Citation: Journal of Climate 24, 16; 10.1175/2011JCLI4003.1

Branstator (2002) also defines a circumglobal teleconnection pattern (CTP) based on the first two EOFs of the nondivergent meridional wind. He found that the first two meridional wind EOFs are dominated by zonal wavenumber 5 with very little zonal mean contribution. Because our streamfunction trend and SOM patterns 16–19 are all circumglobal, to determine if the CTP is associated with the trend, we performed an EOF analysis of the 250-hPa nondivergent meridional wind. Our EOF1 and EOF2 patterns were found to closely resemble those of Branstator (not shown). The linear correlations between the CC index and the principal component time series of the first three 250-hPa meridional wind EOFs are 0.166, 0.004, and −0.319, respectively. This lack of a relationship between the CTP and the CC indicates that the CTP is most likely not related to the observed P2 − P1 trend. Returning to the finding by Selten et al. (2004), our calculation showed that the linear correlations between the principal component time series of the meridional wind EOF1 (i.e., one of the CTP patterns) with those of the first three 250-hPa streamfunction EOFs are 0.106, 0.301, and 0.659, respectively. Because the streamfunction trend pattern of Selten et al. resembles our streamfunction EOF3, this suggests that the CCSM trend is associated with the CTP.

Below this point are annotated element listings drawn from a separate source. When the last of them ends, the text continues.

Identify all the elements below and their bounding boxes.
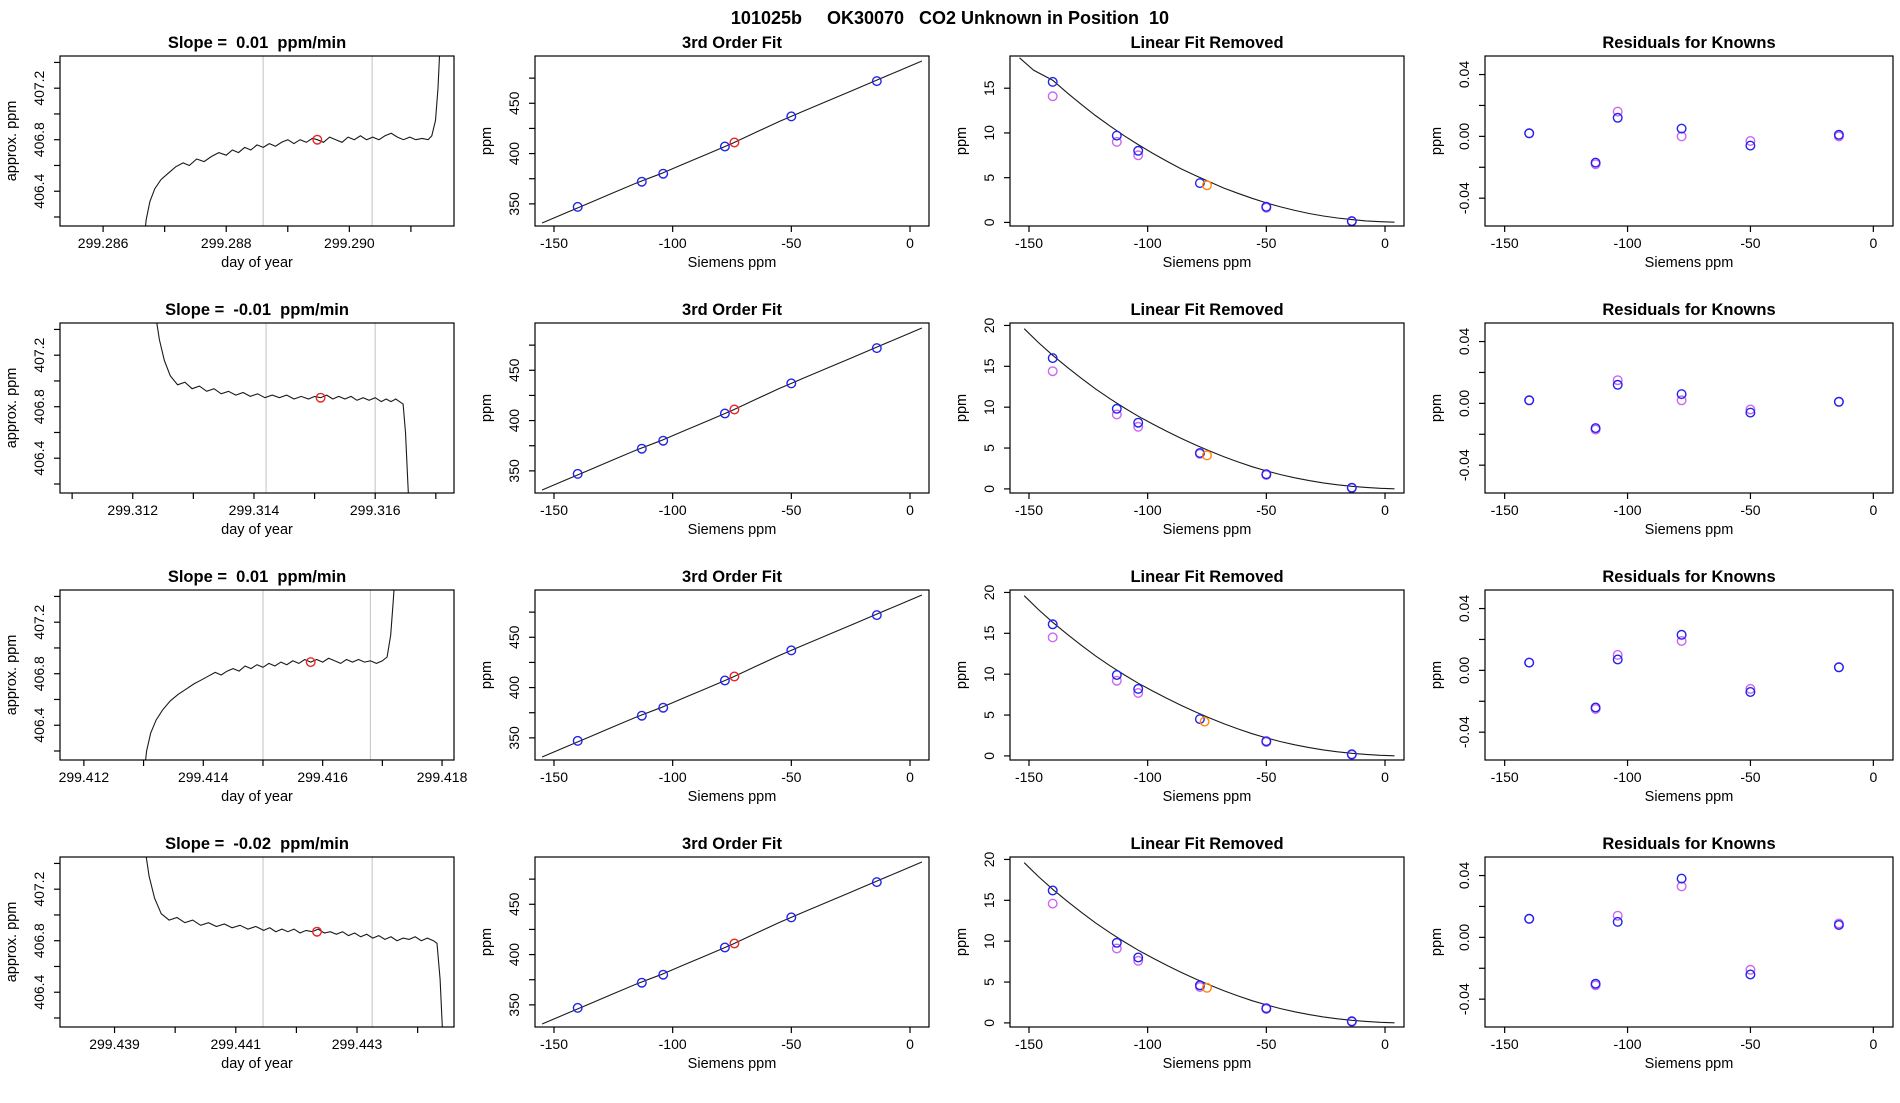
data-point-blue (1525, 915, 1534, 924)
x-tick-label: -100 (1613, 1036, 1642, 1052)
x-tick-label: -50 (1256, 1036, 1277, 1052)
y-axis (1429, 595, 1485, 748)
x-tick-label: 299.443 (331, 1036, 383, 1052)
chart-cell-linear-fit-removed-r1 (950, 30, 1425, 297)
data-point-blue (1835, 663, 1844, 672)
fit-curve (542, 328, 922, 490)
x-tick-label: -100 (1613, 502, 1642, 518)
x-axis (540, 493, 914, 538)
x-axis (1015, 226, 1389, 271)
plot-box (1485, 857, 1893, 1027)
plot-box (1010, 56, 1404, 226)
x-axis-label: Siemens ppm (1644, 1056, 1734, 1072)
x-tick-label: -150 (1014, 1036, 1044, 1052)
y-tick-label: 10 (981, 125, 997, 141)
chart-title: Residuals for Knowns (1602, 835, 1776, 853)
y-tick-label: 400 (506, 141, 522, 166)
data-point-blue (1525, 129, 1534, 138)
data-point-blue (1348, 217, 1357, 226)
y-tick-label: 406.4 (31, 974, 47, 1010)
chart-title: 3rd Order Fit (682, 568, 782, 586)
data-point-magenta (1048, 367, 1057, 376)
x-tick-label: -150 (539, 502, 569, 518)
y-tick-label: 0.00 (1456, 656, 1472, 685)
y-tick-label: 450 (506, 91, 522, 115)
chart-title: Residuals for Knowns (1602, 34, 1776, 52)
y-tick-label: -0.04 (1456, 983, 1472, 1016)
fit-curve (542, 61, 922, 223)
plot-box (1485, 56, 1893, 226)
chart-linear-fit-removed-r1 (950, 30, 1425, 297)
y-tick-label: 0.00 (1456, 122, 1472, 151)
data-point-blue (1677, 631, 1686, 640)
y-axis (954, 852, 1010, 1027)
y-tick-label: 0 (981, 752, 997, 760)
chart-3rd-order-fit-r4 (475, 831, 950, 1098)
fit-curve (542, 595, 922, 757)
x-tick-label: -50 (781, 502, 802, 518)
chart-title: Linear Fit Removed (1130, 34, 1284, 52)
plot-grid (0, 30, 1900, 1098)
y-tick-label: 5 (981, 444, 997, 452)
data-point-blue (1113, 939, 1122, 948)
y-tick-label: 400 (506, 408, 522, 433)
y-axis-label: ppm (479, 393, 495, 423)
x-axis (1491, 760, 1878, 805)
x-tick-label: -100 (1613, 235, 1642, 251)
y-tick-label: 10 (981, 666, 997, 682)
y-tick-label: 406.8 (31, 389, 47, 425)
data-point-blue (1525, 396, 1534, 405)
data-point-magenta (1048, 92, 1057, 101)
x-tick-label: -100 (1133, 1036, 1162, 1052)
y-tick-label: -0.04 (1456, 449, 1472, 482)
x-tick-label: -150 (1014, 769, 1044, 785)
y-axis (479, 612, 535, 749)
y-axis-label: ppm (479, 126, 495, 156)
data-point-blue (1048, 886, 1057, 895)
chart-3rd-order-fit-r1 (475, 30, 950, 297)
x-tick-label: 299.288 (200, 235, 252, 251)
x-tick-label: 299.312 (107, 502, 159, 518)
y-tick-label: 406.4 (31, 440, 47, 476)
data-point-blue (1113, 131, 1122, 140)
y-tick-label: 450 (506, 625, 522, 649)
chart-slope-timeseries-r3 (0, 564, 475, 831)
page-title: 101025b OK30070 CO2 Unknown in Position 10 (730, 8, 1170, 28)
y-tick-label: 350 (506, 726, 522, 750)
x-tick-label: -100 (658, 1036, 687, 1052)
chart-cell-3rd-order-fit-r2 (475, 297, 950, 564)
chart-linear-fit-removed-r2 (950, 297, 1425, 564)
y-tick-label: 5 (981, 173, 997, 182)
x-tick-label: 299.416 (297, 769, 348, 785)
x-tick-label: 299.314 (228, 502, 280, 518)
x-tick-label: 0 (1381, 502, 1389, 518)
y-tick-label: 407.2 (31, 604, 47, 640)
x-axis-label: Siemens ppm (1162, 1056, 1252, 1072)
chart-cell-residuals-r2 (1425, 297, 1900, 564)
plot-box (60, 857, 454, 1027)
chart-cell-slope-r1 (0, 30, 475, 297)
y-tick-label: 0 (981, 1019, 997, 1027)
x-axis (78, 226, 411, 271)
x-tick-label: -100 (1133, 235, 1162, 251)
y-axis-label: ppm (1429, 927, 1445, 957)
y-tick-label: 10 (981, 399, 997, 415)
x-tick-label: 299.414 (177, 769, 229, 785)
fit-curve (1024, 329, 1394, 489)
chart-residuals-r4 (1425, 831, 1900, 1098)
chart-cell-3rd-order-fit-r4 (475, 831, 950, 1098)
x-tick-label: 0 (1869, 1036, 1878, 1052)
y-tick-label: 406.8 (31, 122, 47, 158)
y-tick-label: 0.00 (1456, 923, 1472, 952)
y-axis-label: ppm (479, 927, 495, 957)
data-point-blue (1348, 750, 1357, 759)
x-axis-label: Siemens ppm (1644, 789, 1734, 805)
data-point-blue (1048, 78, 1057, 87)
x-tick-label: 0 (1381, 1036, 1389, 1052)
chart-title: Slope = 0.01 ppm/min (167, 34, 347, 52)
x-axis (1015, 760, 1389, 805)
x-axis (540, 760, 914, 805)
x-tick-label: -100 (658, 502, 687, 518)
chart-linear-fit-removed-r4 (950, 831, 1425, 1098)
x-tick-label: 299.316 (349, 502, 401, 518)
x-axis-label: Siemens ppm (687, 789, 777, 805)
x-tick-label: -50 (1740, 769, 1761, 785)
y-tick-label: 0.04 (1456, 594, 1472, 623)
plot-box (60, 323, 454, 493)
y-tick-label: 406.8 (31, 656, 47, 692)
data-point-blue (1348, 1017, 1357, 1026)
x-axis (89, 1027, 417, 1072)
data-point-red (313, 927, 322, 936)
plot-box (1485, 590, 1893, 760)
y-axis (4, 596, 60, 751)
y-tick-label: 400 (506, 675, 522, 700)
chart-title: 3rd Order Fit (682, 301, 782, 319)
y-axis (1429, 328, 1485, 481)
y-axis (4, 62, 60, 217)
y-tick-label: 20 (981, 851, 997, 868)
y-tick-label: 0.00 (1456, 389, 1472, 418)
y-tick-label: 350 (506, 993, 522, 1017)
y-tick-label: 20 (981, 317, 997, 334)
x-tick-label: -50 (1740, 235, 1761, 251)
x-tick-label: 299.439 (89, 1036, 140, 1052)
chart-title: Linear Fit Removed (1130, 568, 1284, 586)
chart-title: Residuals for Knowns (1602, 301, 1776, 319)
y-tick-label: 10 (981, 933, 997, 949)
y-axis-label: approx. ppm (4, 901, 20, 983)
data-point-magenta (1048, 633, 1057, 642)
chart-slope-timeseries-r1 (0, 30, 475, 297)
y-tick-label: 0 (981, 485, 997, 493)
y-axis-label: ppm (1429, 126, 1445, 156)
x-tick-label: 0 (906, 235, 914, 251)
x-tick-label: 0 (1381, 769, 1389, 785)
chart-residuals-r3 (1425, 564, 1900, 831)
y-tick-label: -0.04 (1456, 716, 1472, 749)
signal-curve (145, 848, 444, 1063)
chart-3rd-order-fit-r3 (475, 564, 950, 831)
x-tick-label: 299.441 (210, 1036, 262, 1052)
x-axis-label: Siemens ppm (1162, 522, 1252, 538)
chart-title: Slope = -0.02 ppm/min (165, 835, 349, 853)
y-axis (954, 585, 1010, 760)
data-point-blue (1113, 405, 1122, 414)
x-tick-label: -150 (539, 1036, 569, 1052)
y-tick-label: 350 (506, 192, 522, 216)
x-tick-label: 0 (906, 1036, 914, 1052)
y-tick-label: 0.04 (1456, 327, 1472, 356)
data-point-blue (1613, 114, 1622, 123)
plot-box (1485, 323, 1893, 493)
x-tick-label: -150 (539, 769, 569, 785)
x-tick-label: -150 (1014, 502, 1044, 518)
chart-cell-linear-fit-removed-r2 (950, 297, 1425, 564)
x-axis-label: day of year (221, 522, 293, 538)
y-tick-label: 406.4 (31, 707, 47, 743)
fit-curve (1024, 863, 1394, 1023)
chart-title: Slope = 0.01 ppm/min (167, 568, 347, 586)
x-axis-label: Siemens ppm (1644, 255, 1734, 271)
x-tick-label: -50 (781, 235, 802, 251)
y-axis-label: ppm (1429, 393, 1445, 423)
x-tick-label: 0 (1869, 235, 1878, 251)
chart-slope-timeseries-r4 (0, 831, 475, 1098)
plot-box (60, 590, 454, 760)
x-tick-label: -50 (1256, 502, 1277, 518)
data-point-blue (1113, 671, 1122, 680)
signal-curve (143, 50, 440, 250)
chart-cell-slope-r3 (0, 564, 475, 831)
x-axis-label: day of year (221, 255, 293, 271)
x-axis-label: Siemens ppm (1162, 255, 1252, 271)
y-axis-label: ppm (1429, 660, 1445, 690)
chart-title: 3rd Order Fit (682, 34, 782, 52)
data-point-magenta (1048, 899, 1057, 908)
x-axis (1491, 493, 1878, 538)
x-tick-label: -50 (1256, 769, 1277, 785)
y-tick-label: 407.2 (31, 871, 47, 907)
chart-residuals-r1 (1425, 30, 1900, 297)
x-tick-label: -100 (1613, 769, 1642, 785)
x-tick-label: -50 (781, 1036, 802, 1052)
chart-cell-residuals-r1 (1425, 30, 1900, 297)
data-point-blue (1835, 398, 1844, 407)
x-axis (1015, 1027, 1389, 1072)
x-tick-label: -150 (1490, 769, 1519, 785)
x-tick-label: -50 (1740, 502, 1761, 518)
chart-residuals-r2 (1425, 297, 1900, 564)
chart-title: Linear Fit Removed (1130, 301, 1284, 319)
plot-box (1010, 857, 1404, 1027)
fit-curve (1024, 596, 1394, 756)
plot-box (60, 56, 454, 226)
x-axis (1491, 226, 1878, 271)
chart-cell-linear-fit-removed-r4 (950, 831, 1425, 1098)
y-axis-label: ppm (479, 660, 495, 690)
x-axis (540, 1027, 914, 1072)
y-axis-label: approx. ppm (4, 100, 20, 182)
chart-title: Residuals for Knowns (1602, 568, 1776, 586)
y-axis (954, 318, 1010, 493)
plot-box (1010, 323, 1404, 493)
chart-cell-slope-r2 (0, 297, 475, 564)
y-tick-label: 15 (981, 358, 997, 375)
x-tick-label: 299.286 (77, 235, 129, 251)
chart-cell-linear-fit-removed-r3 (950, 564, 1425, 831)
y-tick-label: 406.8 (31, 923, 47, 959)
y-axis (479, 78, 535, 215)
x-tick-label: -150 (1490, 235, 1519, 251)
y-axis (479, 345, 535, 482)
x-axis (59, 760, 468, 805)
x-axis (1015, 493, 1389, 538)
x-tick-label: 0 (1869, 502, 1878, 518)
x-tick-label: -150 (1014, 235, 1044, 251)
chart-title: Slope = -0.01 ppm/min (165, 301, 349, 319)
x-tick-label: -150 (1490, 502, 1519, 518)
x-tick-label: 0 (906, 502, 914, 518)
y-tick-label: 15 (981, 80, 997, 96)
y-tick-label: 0 (981, 218, 997, 227)
y-tick-label: 450 (506, 358, 522, 382)
x-tick-label: -50 (1740, 1036, 1761, 1052)
x-tick-label: 0 (1381, 235, 1389, 251)
y-axis (479, 879, 535, 1016)
y-tick-label: 350 (506, 459, 522, 483)
chart-linear-fit-removed-r3 (950, 564, 1425, 831)
fit-curve (542, 862, 922, 1024)
chart-cell-residuals-r3 (1425, 564, 1900, 831)
x-tick-label: 0 (906, 769, 914, 785)
x-axis-label: Siemens ppm (687, 1056, 777, 1072)
chart-cell-slope-r4 (0, 831, 475, 1098)
x-axis (72, 493, 436, 538)
y-tick-label: 450 (506, 892, 522, 916)
signal-curve (156, 317, 410, 523)
data-point-blue (1348, 483, 1357, 492)
fit-curve (1020, 58, 1395, 222)
x-axis-label: Siemens ppm (687, 522, 777, 538)
chart-title: Linear Fit Removed (1130, 835, 1284, 853)
y-tick-label: 5 (981, 711, 997, 719)
y-tick-label: 15 (981, 892, 997, 909)
chart-cell-residuals-r4 (1425, 831, 1900, 1098)
x-axis-label: day of year (221, 1056, 293, 1072)
y-axis-label: ppm (954, 393, 970, 423)
y-tick-label: 407.2 (31, 337, 47, 373)
x-tick-label: -100 (1133, 502, 1162, 518)
x-tick-label: -100 (658, 235, 687, 251)
y-tick-label: 15 (981, 625, 997, 642)
x-tick-label: -100 (658, 769, 687, 785)
chart-title: 3rd Order Fit (682, 835, 782, 853)
y-tick-label: 0.04 (1456, 861, 1472, 890)
x-tick-label: 299.418 (416, 769, 468, 785)
x-axis (540, 226, 914, 271)
y-axis-label: ppm (954, 126, 970, 156)
data-point-blue (1525, 658, 1534, 667)
x-tick-label: -150 (539, 235, 569, 251)
y-axis-label: approx. ppm (4, 634, 20, 716)
x-axis-label: Siemens ppm (1162, 789, 1252, 805)
y-axis (4, 329, 60, 484)
x-tick-label: -50 (781, 769, 802, 785)
y-axis (4, 863, 60, 1018)
x-tick-label: -50 (1256, 235, 1277, 251)
chart-slope-timeseries-r2 (0, 297, 475, 564)
x-tick-label: -150 (1490, 1036, 1519, 1052)
x-tick-label: 299.412 (58, 769, 110, 785)
y-tick-label: 20 (981, 584, 997, 601)
x-tick-label: -100 (1133, 769, 1162, 785)
y-tick-label: -0.04 (1456, 182, 1472, 215)
x-tick-label: 299.290 (324, 235, 375, 251)
y-tick-label: 406.4 (31, 173, 47, 209)
x-tick-label: 0 (1869, 769, 1878, 785)
y-tick-label: 5 (981, 978, 997, 986)
chart-cell-3rd-order-fit-r3 (475, 564, 950, 831)
y-axis-label: ppm (954, 927, 970, 957)
x-axis (1491, 1027, 1878, 1072)
y-tick-label: 400 (506, 942, 522, 967)
y-axis-label: approx. ppm (4, 367, 20, 449)
plot-box (1010, 590, 1404, 760)
y-axis (954, 80, 1010, 226)
data-point-blue (1613, 918, 1622, 927)
chart-3rd-order-fit-r2 (475, 297, 950, 564)
x-axis-label: Siemens ppm (1644, 522, 1734, 538)
y-axis (1429, 61, 1485, 214)
x-axis-label: day of year (221, 789, 293, 805)
y-tick-label: 0.04 (1456, 60, 1472, 89)
x-axis-label: Siemens ppm (687, 255, 777, 271)
data-point-blue (1677, 390, 1686, 399)
chart-cell-3rd-order-fit-r1 (475, 30, 950, 297)
y-axis (1429, 862, 1485, 1015)
y-tick-label: 407.2 (31, 70, 47, 106)
y-axis-label: ppm (954, 660, 970, 690)
signal-curve (143, 577, 395, 783)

Finally, by showing that dynamic warming plays a crucial role for polar amplification, the results of this study contrast the long-held view that the ice albedo feedback is responsible for polar amplification. This study supports the perspective that poleward heat flux associated with changes in the atmospheric circulation plays a critical role in the polar amplification (Graversen 2006; Lu and Cai 2008). Our finding that these circulation changes are excited by enhanced convection over the tropical Indian and western Pacific Oceans is also consistent with the finding of Blessing et al. (2008) who studied the forcing mechanisms that drive the cold ocean–warm land pattern (Wallace et al. 1996). In another study, Compo and Sardeshmukh (2008) showed with a GCM that the impact of increasing CO₂ on land warming is not realized directly through radiative processes, but instead through a warming of the sea surface. Although the focus of our study is not the land warming, the results allude to the possibility that the warmer sea surface impacts the NH land area by the triggering of additional convective precipitation followed by dynamic warming and the associated downward IR flux. As discussed in this study, it may be that the land warming is also realized through the increased frequency of these processes. These ideas are presently being investigated with numerical model experiments.